During their first semester in the academy, they were put into groups based on a ranking system of different topics. They found that they both had familiar interests within mental health. From there, they put their heads together to think of different ideas that they both shared an interest in.

Kailee Shroyer attends the Innovation and Entrepreneurship Academy Showcase
(Amy Juhnke/Iowa State University).

Bringing clarity and trust to the vitamin industry

Their project is to create a personalized vitamin for women that caters to different personal needs.

“Our goal is to narrow it down into one pill or one vitamin that’s personalized to everyone, or to each individual,” Lintvedt said. “If you lack vitamin D over the winter months, it would be tailored to your body type. It’s meant to fulfill what your body is lacking.”

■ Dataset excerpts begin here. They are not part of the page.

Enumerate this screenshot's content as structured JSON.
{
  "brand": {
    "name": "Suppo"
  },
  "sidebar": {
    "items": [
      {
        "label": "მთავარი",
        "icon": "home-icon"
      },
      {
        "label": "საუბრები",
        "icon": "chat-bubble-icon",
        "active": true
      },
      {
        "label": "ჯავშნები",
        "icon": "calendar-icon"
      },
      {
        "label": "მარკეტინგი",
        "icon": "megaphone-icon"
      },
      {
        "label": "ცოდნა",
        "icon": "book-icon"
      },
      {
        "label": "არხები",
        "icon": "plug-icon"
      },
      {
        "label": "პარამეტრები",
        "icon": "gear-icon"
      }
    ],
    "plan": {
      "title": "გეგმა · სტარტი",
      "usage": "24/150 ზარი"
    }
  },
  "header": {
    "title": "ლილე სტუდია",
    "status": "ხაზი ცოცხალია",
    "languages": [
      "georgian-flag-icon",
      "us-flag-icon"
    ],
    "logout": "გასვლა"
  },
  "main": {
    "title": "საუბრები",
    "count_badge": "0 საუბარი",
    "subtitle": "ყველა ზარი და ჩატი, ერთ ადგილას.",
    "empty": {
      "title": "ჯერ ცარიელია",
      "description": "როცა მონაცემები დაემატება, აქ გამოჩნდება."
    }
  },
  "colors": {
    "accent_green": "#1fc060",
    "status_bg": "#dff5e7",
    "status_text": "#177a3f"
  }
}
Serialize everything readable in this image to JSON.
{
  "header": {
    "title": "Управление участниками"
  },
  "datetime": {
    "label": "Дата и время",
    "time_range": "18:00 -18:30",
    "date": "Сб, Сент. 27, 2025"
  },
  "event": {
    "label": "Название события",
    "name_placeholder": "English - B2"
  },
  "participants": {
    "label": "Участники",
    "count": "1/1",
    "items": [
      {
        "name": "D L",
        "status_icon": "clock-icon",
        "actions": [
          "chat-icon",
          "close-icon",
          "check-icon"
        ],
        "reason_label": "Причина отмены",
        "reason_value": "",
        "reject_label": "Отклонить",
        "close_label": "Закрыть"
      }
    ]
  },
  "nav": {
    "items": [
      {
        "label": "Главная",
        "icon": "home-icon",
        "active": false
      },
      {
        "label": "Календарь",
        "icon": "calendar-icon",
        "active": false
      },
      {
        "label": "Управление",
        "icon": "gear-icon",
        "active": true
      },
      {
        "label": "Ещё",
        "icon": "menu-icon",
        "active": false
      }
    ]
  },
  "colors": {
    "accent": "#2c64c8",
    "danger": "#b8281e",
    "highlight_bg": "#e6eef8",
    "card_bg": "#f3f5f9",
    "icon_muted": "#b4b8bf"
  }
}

The project focuses on vitamin deficiencies. Shroyer says that it’s easier to put a singular vitamin on a shelf, rather than specific medicine for each deficiency. Together they want to create a vitamin that diminishes the need to take numerous pills in the morning or at night.

“Another one of our goals is to be clear and open with our ingredients. It’s sort of a ‘what you see is what you get’ kind of thing. I think it’ll bring clarity and trust to women in the vitamin industry,” Lintvedt said.

Shroyer’s internship experience piqued her interest in women’s health and holistic health before she teamed up with Lintvedt in the academy.

“I interned at a chiropractic office that was also a functional medicine clinic and so we wanted to take a more holistic route, but still something that is personal to us and something we’re passionate about too,” Shroyer said.

The LAS I+E Academy is a two-year course created for students that want to bring their own ideas to life. Students are given the chance to sharpen their entrepreneurship skills and acquire other useful skills in the field along the way. The course meets every Tuesday and focuses on key concepts of entrepreneurship.

The course suggests that students use smart goals. This helps students participating in the course with organization and time management. Lintvedt says that having a timeline helps them narrow down their goals.

“If you say, for example, I want to start eating healthier. Most likely, you’re not going to reach that goal. You have to say, ‘I am going to eat healthier by having broccoli every week,’” Lintvedt said. “You have to make it specific, measurable, attainable, relevant, and under a time constraint.”

Making strides

Lintvedt and Shroyer were recently accepted into the Okoboji Entrepreneurial Institute in Okoboji, Iowa, which is a five-day college credit course for students that want to participate in an advanced study of entrepreneurship. Participants are given the chance to network and connect with other successful entrepreneurs.

“It would be helpful to get connected with others that have experience within the vitamin industry production-wise. It’s not going to be an easy process and we’re only at the beginning of this process but that would be a good next step to take,” Shroyer said.

Chloe Lintvedt attends the Innovation and Entrepreneurship Academy Showcase (Amy Juhnke/Iowa State University).

They know that their project is not without its challenges. They’ve learned how to communicate with each other and solve problems efficiently.

“Our plan right now is to connect with holistic and functional medicine clinics and go through referral from them. So, we want to get connected with them and then hopefully they’ll refer our product to their clients,” Lintvedt said.

Lintvedt and Shroyer said that had it not been for the support and guidance of their mentors and faculty members within the academy, they wouldn’t have landed in the position that they are in now.

“I feel like everyone Rebecca brings in she brings in for a purpose. I can always go to them and they’re all willing to reach out to others that want to help us too,” Shroyer said.